Here, along with these algorithmic features our researchers also came to add another factor that will for sure increase the predictability, which is basically a “graph” and its purpose is to represent a collection of interlinked descriptions of entities – real-world objects, events, situations or abstract concepts. And professionals prefer to call it “Knowledge-graph” where entity descriptions contribute to one another, forming a network, where each entity represents part of the description of the entities, related to it.

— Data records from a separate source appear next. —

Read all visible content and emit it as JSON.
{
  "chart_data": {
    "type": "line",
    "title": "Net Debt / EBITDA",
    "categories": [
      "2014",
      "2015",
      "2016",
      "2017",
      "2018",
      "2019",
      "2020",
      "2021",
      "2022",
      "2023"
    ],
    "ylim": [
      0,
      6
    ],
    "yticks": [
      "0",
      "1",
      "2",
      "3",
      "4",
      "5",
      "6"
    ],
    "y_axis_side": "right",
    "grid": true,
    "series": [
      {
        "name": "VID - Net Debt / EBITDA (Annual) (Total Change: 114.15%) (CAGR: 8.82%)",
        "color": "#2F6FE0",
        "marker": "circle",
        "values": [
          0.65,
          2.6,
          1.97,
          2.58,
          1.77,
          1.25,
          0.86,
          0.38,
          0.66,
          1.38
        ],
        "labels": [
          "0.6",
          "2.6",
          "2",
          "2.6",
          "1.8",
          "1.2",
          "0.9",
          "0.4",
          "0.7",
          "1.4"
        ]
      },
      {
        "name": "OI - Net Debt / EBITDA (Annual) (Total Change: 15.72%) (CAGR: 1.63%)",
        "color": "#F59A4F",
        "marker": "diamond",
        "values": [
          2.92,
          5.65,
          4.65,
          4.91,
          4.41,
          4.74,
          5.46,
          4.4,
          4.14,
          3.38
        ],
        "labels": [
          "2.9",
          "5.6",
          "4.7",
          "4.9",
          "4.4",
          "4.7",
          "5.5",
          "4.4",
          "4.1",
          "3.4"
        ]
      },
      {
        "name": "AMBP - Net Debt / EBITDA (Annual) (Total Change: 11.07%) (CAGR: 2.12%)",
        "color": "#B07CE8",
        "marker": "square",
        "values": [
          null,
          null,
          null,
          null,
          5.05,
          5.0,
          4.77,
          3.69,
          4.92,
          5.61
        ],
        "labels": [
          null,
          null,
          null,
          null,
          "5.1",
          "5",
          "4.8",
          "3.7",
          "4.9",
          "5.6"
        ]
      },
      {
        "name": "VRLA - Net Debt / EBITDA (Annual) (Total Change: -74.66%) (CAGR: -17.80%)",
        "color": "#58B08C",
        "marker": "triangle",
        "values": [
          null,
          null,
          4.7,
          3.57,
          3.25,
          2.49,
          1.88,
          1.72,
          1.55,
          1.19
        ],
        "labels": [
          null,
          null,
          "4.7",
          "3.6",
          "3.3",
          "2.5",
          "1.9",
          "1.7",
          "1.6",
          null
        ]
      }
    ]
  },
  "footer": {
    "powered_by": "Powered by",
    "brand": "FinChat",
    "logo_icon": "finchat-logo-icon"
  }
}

Similarly, here the main entities are drugs, and their complete available pieces of information are taken down from bioinformatics databases namely DrugBank and UniProt, as this time we have moved ahead with the gene-sequences and protein structures, a lot of input data will for sure provide us results with a better probability. Furthermore, the “Targets” which can be proteins or nucleic acids, and lastly the disease from which one is suffering. And finally, algorithms helped to establish the relations between these entities which in turn tells us the probability of those drugs interacting and countering a disease successfully and also for those which are not.
How are we benefited?
On the verge of the formulation of this sublime algorithm, we are left with two essential advantages, which can be briefly explained; firstly, we see an opening up of the door to reduce the labor charges on a visible margin and making it profitable for the pharmaceutical and medicine manufacturing industries as from now onwards no hand-on activities are required to study the effectiveness of drug interaction, as the database can be explored by running the codes.
Secondly, it will become less time-consuming in a majority of the cases when we have a greater surety in medication by the drug interactions since prior produced drugs can be studied more proficiently. Their unknown effects can also be laid down, which in turn will not solely rely on the production of new drugs with new protein structures for the medication of the adult patients.